Rano Kau
"Debout sur le bord du cratère, j'avais l'impression d'être au bout du monde — ce qui était, à peu de chose près, le cas."
La montée vers Rano Kau commence à l’extrémité sud de Hanga Roa et grimpe pendant quarante minutes à travers une végétation broussailleuse qui sent l’herbe sèche et quelque chose de vaguement eucalyptus, jusqu’à ce que le sentier franchisse le bord de la caldera et que tout change. D’un côté : l’île, l’océan, la lumière grise de l’après-midi.

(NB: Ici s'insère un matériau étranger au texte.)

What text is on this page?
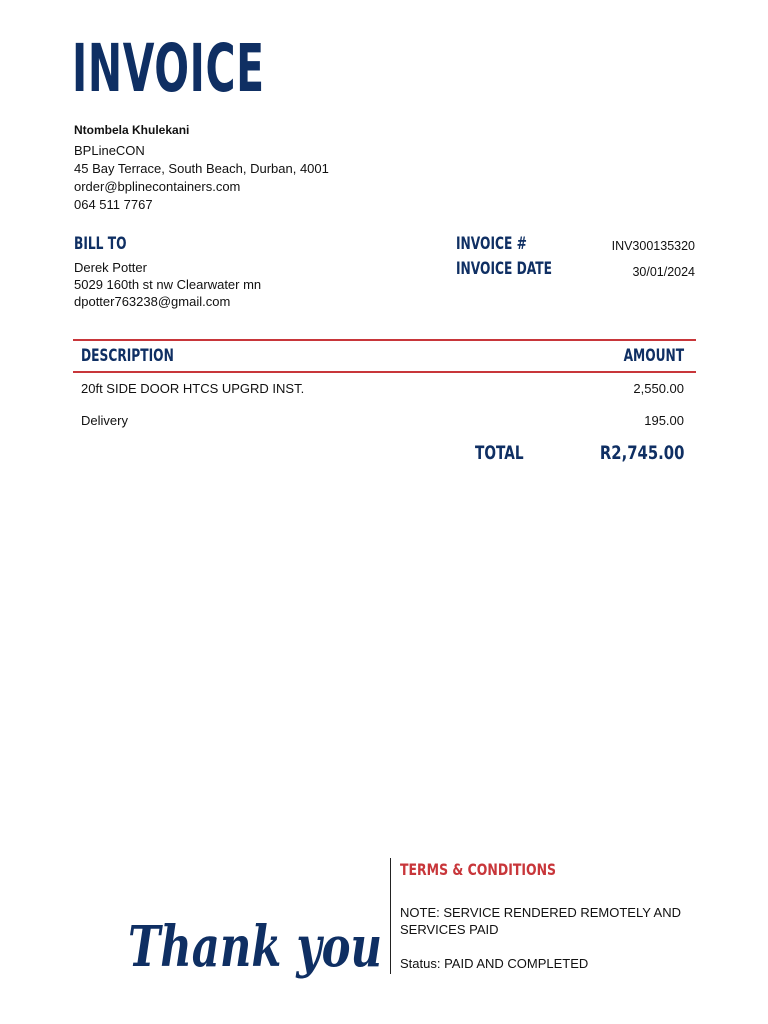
INVOICE
Ntombela Khulekani
BPLineCON
45 Bay Terrace, South Beach, Durban, 4001
order@bplinecontainers.com
064 511 7767
BILL TO
Derek Potter
5029 160th st nw Clearwater mn
dpotter763238@gmail.com
INVOICE #	INV300135320
INVOICE DATE	30/01/2024
DESCRIPTION	AMOUNT
20ft SIDE DOOR HTCS UPGRD INST.	2,550.00
Delivery	195.00
TOTAL	R2,745.00
Thank you
TERMS & CONDITIONS
NOTE: SERVICE RENDERED REMOTELY AND SERVICES PAID
Status: PAID AND COMPLETED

De l’autre côté, s’effondrant si abruptement qu’il vous fait reculer d’un pas : un immense cratère inondé, d’environ 1,6 kilomètre de diamètre, sa surface entièrement recouverte d’un patchwork de totora vert brillant, découpé par des mares d’eau sombre où flottent des oiseaux marins. Depuis l’endroit où je me tenais, ça ressemblait à une planète vue de l’orbite — cette même complétude circulaire, cette même sensation de quelque chose d’autonome.
Rano Kau est le plus dramatique des trois cratères volcaniques de l’île de Pâques, et l’une des formations géologiques les plus visuellement saisissantes à côté desquelles je me sois jamais trouvé. Le cratère est ancien — vieux de centaines de milliers d’années — et le lac à l’intérieur est l’une des deux seules sources d’eau douce de l’île. Les Rapa Nui l’ont utilisé pendant des siècles, et les roseaux totora qu’il contient sont la même plante qu’ils emploient pour couvrir les toits et construire les petites embarcations qu’on voit dans les contextes cérémoniels. En regardant ce patchwork de roseaux et d’eau, je ne cessais de penser à ce que cet endroit avait dû représenter pour une culture insulaire vivant dans une pénurie perpétuelle : un lac plein, des roseaux pour construire, un abri contre les alizés sous le bord.

Le sentier du bord mène jusqu’au bord sud du cratère, où la paroi du volcan s’est partiellement effondrée, laissant une trouée qui encadre l’océan à quelques centaines de mètres en contrebas. La falaise à cet endroit tombe verticalement jusqu’à la mer, et par temps clair — j’ai eu une journée claire — on peut voir trois petits îlots au large : Motu Nui, Motu Iti et Motu Kau Kau. Ce sont les îles vers lesquelles nageaient les jeunes hommes lors de la compétition de l’Homme-Oiseau, la cérémonie annuelle qui a remplacé la culture des moai à l’époque ultérieure de l’île. Ils nageaient pour rapporter le premier œuf de sterne fuligineuse de la saison. Le clan du vainqueur contrôlait les ressources de l’île pendant un an. En regardant cette traversée à la nage — l’océan ouvert, le courant, la falaise — j’ai ressenti une sensation familière que j’ai eue en quelques endroits dans le monde : une stupeur pure et silencieuse face à ce que les êtres humains ont choisi de faire.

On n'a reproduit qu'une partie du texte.